Cuando perdemos poder, o incluso que el motor hace un bruit sospechoso, nuestros amigos nos dicen que probablemente se deba a un mal funcionamiento de turbocompresor. Te sorprenderá, pero se equivocan la mayor parte del tiempo. De hecho, un turbocompresor puede tener un problema irreversible, y esto no es infrecuente. Dicho esto, en general, el mal funcionamiento proviene de un componente relacionado con el turbocompresor. Antes de acudir a un experto para que sustituya tu turbocompresor, es fundamental saber cómo funciona un turbocompresor pero también cuáles son los problemas el más común, así que identifica el tuyo.

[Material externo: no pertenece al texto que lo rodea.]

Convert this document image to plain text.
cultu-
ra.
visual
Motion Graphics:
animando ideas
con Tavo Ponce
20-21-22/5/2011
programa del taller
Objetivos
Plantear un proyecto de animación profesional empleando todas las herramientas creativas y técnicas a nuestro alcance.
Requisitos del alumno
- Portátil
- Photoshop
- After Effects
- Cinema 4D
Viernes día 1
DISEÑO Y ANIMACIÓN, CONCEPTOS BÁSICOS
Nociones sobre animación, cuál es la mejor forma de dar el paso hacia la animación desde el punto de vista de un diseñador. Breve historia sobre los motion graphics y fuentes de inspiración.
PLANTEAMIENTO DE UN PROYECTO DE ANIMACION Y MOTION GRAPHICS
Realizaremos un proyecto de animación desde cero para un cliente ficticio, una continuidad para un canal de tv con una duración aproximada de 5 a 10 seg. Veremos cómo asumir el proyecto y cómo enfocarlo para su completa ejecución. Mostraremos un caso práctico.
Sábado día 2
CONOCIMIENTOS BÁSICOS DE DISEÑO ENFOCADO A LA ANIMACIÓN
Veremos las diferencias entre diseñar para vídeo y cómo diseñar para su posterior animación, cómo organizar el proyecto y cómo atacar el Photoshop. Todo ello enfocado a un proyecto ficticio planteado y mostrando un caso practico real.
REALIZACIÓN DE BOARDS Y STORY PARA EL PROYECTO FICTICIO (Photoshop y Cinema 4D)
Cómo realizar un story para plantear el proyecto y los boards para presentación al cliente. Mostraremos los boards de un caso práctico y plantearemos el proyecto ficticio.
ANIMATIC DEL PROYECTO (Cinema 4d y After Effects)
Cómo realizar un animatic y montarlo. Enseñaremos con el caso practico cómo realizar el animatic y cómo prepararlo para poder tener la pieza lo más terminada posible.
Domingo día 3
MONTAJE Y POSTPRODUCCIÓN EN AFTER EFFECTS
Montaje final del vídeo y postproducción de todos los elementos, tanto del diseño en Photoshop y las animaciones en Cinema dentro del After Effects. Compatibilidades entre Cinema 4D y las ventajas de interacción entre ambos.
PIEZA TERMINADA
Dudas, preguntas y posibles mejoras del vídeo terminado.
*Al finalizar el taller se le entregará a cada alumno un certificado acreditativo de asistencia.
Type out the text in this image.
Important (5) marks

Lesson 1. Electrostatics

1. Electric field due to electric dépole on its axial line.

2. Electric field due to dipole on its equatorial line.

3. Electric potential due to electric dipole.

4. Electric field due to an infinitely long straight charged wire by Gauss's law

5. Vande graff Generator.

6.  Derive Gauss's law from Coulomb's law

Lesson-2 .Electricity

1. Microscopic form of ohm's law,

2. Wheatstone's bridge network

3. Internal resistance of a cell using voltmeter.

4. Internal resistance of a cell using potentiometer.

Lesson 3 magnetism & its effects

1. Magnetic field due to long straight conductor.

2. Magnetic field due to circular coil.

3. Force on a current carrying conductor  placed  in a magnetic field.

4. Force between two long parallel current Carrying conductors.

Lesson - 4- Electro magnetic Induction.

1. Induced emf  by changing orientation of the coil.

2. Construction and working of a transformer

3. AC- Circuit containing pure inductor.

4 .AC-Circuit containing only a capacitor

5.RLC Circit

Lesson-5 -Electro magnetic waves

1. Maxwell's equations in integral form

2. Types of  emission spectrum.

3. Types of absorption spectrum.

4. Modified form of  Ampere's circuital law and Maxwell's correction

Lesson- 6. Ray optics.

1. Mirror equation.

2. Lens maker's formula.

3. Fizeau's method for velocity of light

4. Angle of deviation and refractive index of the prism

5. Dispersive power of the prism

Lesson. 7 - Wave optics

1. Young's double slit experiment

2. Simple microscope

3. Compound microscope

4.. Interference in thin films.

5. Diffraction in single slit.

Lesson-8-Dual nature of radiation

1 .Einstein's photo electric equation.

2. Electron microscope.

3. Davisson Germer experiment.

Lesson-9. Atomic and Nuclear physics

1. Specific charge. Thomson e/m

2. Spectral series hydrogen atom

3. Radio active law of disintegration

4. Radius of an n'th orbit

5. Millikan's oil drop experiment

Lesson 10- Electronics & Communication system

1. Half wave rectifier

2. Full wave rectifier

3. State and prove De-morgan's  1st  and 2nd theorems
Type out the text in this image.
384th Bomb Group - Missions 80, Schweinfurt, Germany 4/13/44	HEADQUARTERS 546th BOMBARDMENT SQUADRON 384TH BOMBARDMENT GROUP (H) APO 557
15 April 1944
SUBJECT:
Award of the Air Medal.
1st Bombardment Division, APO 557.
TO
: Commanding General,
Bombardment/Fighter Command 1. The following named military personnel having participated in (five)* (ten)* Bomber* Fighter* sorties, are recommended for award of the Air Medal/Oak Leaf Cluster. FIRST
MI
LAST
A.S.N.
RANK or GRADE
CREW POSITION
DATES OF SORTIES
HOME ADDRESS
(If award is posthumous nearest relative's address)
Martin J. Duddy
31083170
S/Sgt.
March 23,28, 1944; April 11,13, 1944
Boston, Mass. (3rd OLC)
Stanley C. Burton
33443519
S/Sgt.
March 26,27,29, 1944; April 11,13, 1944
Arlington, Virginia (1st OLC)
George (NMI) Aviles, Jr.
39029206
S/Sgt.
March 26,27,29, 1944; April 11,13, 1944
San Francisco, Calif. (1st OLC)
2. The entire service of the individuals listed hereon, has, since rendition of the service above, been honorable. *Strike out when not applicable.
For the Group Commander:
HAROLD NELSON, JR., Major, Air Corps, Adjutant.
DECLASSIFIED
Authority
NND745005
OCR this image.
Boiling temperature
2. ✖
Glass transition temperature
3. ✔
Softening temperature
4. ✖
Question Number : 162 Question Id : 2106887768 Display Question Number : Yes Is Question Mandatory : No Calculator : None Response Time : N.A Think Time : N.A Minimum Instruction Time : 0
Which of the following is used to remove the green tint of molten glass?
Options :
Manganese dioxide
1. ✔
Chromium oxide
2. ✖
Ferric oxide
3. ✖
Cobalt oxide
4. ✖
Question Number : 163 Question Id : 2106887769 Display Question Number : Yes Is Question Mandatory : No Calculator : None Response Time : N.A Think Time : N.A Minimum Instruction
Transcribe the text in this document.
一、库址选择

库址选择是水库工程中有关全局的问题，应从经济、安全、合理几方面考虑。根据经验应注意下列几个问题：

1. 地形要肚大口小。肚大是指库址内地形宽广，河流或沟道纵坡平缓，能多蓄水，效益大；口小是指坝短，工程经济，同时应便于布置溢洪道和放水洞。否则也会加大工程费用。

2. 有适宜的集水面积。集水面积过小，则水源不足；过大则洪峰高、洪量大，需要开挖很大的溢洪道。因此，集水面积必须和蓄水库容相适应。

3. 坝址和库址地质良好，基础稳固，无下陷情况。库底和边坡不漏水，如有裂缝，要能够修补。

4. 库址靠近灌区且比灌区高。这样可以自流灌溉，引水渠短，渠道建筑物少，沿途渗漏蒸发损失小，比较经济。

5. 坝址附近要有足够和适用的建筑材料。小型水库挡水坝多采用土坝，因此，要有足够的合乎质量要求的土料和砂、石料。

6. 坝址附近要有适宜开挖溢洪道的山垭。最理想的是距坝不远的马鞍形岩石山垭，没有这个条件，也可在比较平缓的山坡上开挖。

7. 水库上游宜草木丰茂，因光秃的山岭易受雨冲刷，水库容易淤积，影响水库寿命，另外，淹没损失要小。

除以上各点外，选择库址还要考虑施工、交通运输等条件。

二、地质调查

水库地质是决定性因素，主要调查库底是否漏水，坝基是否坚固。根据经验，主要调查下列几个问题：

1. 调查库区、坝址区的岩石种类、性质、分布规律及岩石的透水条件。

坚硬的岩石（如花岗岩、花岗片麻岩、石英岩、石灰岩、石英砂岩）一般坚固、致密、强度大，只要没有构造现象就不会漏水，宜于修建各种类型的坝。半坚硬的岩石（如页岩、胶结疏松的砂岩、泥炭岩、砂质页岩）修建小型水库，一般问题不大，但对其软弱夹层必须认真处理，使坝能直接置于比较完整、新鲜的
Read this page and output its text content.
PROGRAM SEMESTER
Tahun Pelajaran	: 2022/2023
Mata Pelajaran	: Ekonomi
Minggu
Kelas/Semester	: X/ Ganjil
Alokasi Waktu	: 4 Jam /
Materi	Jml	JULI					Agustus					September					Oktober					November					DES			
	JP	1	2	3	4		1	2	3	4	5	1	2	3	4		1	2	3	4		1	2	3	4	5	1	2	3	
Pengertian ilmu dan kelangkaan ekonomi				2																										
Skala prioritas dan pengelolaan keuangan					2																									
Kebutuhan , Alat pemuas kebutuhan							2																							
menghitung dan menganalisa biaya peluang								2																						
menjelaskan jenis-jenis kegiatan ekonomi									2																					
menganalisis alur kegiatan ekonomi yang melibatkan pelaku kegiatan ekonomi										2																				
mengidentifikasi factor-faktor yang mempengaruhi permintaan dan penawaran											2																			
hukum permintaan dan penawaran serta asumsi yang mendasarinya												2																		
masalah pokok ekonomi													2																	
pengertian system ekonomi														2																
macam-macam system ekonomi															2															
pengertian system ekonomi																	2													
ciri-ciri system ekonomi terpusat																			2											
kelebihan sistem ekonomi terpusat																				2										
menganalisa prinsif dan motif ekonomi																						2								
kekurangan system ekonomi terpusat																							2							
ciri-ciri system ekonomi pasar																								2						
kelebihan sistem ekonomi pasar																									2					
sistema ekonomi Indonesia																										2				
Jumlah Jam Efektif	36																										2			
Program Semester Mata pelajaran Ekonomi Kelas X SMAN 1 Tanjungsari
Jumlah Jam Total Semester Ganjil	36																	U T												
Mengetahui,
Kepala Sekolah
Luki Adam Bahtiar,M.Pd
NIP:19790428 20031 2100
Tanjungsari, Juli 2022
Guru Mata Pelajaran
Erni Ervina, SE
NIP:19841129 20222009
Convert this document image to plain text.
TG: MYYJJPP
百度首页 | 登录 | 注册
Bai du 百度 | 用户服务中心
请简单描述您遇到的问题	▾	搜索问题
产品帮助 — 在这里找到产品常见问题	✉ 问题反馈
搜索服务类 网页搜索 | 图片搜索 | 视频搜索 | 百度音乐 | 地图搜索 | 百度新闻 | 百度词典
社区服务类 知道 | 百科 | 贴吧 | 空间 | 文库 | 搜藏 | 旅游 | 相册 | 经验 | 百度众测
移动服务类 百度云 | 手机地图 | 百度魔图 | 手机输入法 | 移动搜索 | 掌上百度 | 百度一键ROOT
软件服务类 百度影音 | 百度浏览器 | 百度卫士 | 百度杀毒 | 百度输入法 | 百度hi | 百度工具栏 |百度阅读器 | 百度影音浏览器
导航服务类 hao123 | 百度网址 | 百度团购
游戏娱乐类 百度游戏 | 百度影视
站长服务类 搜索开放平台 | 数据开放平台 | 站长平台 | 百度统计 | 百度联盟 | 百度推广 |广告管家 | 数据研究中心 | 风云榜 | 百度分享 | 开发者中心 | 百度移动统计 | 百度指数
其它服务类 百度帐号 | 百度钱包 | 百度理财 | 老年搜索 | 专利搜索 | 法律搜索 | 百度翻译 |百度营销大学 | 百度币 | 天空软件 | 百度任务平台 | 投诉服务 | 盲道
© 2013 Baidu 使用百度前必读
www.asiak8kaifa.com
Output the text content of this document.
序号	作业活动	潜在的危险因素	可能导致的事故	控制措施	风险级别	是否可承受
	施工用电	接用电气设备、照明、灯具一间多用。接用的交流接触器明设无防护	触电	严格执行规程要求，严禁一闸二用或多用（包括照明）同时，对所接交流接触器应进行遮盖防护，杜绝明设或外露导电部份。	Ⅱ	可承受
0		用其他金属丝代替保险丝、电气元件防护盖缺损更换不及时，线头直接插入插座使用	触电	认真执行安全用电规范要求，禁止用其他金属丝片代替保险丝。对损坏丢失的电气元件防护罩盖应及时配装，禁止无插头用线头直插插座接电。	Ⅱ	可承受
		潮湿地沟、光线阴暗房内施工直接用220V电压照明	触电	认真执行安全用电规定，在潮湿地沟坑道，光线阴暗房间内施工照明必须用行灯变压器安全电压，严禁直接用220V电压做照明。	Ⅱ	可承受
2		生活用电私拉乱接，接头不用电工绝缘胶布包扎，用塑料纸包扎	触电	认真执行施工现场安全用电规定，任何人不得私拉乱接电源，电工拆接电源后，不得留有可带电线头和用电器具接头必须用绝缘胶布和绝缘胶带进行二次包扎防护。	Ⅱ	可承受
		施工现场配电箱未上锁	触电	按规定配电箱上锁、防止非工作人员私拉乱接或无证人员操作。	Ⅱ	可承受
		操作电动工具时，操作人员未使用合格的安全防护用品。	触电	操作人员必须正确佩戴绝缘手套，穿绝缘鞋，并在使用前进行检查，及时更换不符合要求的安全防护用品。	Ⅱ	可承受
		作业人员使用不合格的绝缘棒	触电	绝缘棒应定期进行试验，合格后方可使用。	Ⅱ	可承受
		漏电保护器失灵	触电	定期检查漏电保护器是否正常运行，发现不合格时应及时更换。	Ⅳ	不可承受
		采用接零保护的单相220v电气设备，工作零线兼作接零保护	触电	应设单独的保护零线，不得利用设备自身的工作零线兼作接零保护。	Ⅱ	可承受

Cómo funciona un Mazda 2 (tercera generación) turbo
Como podemos imaginar, y su denominación nos recuerda, el turbocompresor sirve para aumentar la destreza de un motor. Aunque entró en la industria bastante tarde, el turbocompresor fue diseñado en 1905. El constituyente fundamental es un turbina. De hecho, son los gases de escape de alta temperatura los que permitirán que su turbina gire. Por otro lado, se emitirá aire a través de la turbina y comprimida para ser enviado en el bloque del motor del Mazda 2 (2da generación). Porque el bloque del motor requiere una mezcla de aire y gasolina para caminar. Más aire significa más potencia, sin acelerar demasiado el motor. Muy inteligente, ¿no crees?
Los problemas más frecuentes en un Mazda 2 (2ra generación) turbo
Podemos ver 3 razones recurrentes que estarán en el origen de los problemas del turbocompresor.
- Insuficiente aceite, necesario para que la turbina funcione correctamente.
- Aceite infectado, por razones similares
- La incorporación de un cuerpo extraño en el turbo: este último puede generar problemas irreversibles.
Pérdida de potencia del motor en su Mazda 2 (tercera generación)
De hecho, podría ser la fuente de un turbocompresor deteriorado. Sin embargo, el mal funcionamiento puede provenir de otra parte, como por ejemplo el filtro de aire obstruido, un inyector en mal estado, un compresor obstruido, un mal funcionamiento de la válvula… ¡La lista continúa!
Humo negro en el escape
De hecho, no será necesariamente un mal funcionamiento del turbocompresor. Las razones podrían ser las mismas: como un mal funcionamiento del filtro de aire, su colector de escape, sus inyectores en mal estado… Una vez más, es difícil estar seguro.
El turbo de tu Mazda 2 (2.a generación) hace un ruido inusual
Ahí vas a decir que estamos exagerando, sin embargo el turbocompresor del Mazda 2 (2da Generación) puede emitir un sonido porque otros componentes del motor tienen problemas. Como fugas del escape o un compresor sucio. De lo contrario, probablemente tendrá que reemplazar ese famoso turbocompresor.
Conclusión
Como puede ver, no es fácil diagnosticar un mal funcionamiento del turbocompresor en el Mazda 2 (segunda generación). Ahora que sabe un poco más, debe investigar antes de reemplazar el turbocompresor. el mal funcionamiento no proviene necesariamente de él. En caso de que se sienta seguro de usted, le aconsejamos que acuda a un profesional porque la sustitución de su turbo no es realmente fácil. ¡Ten cuidado y hasta pronto!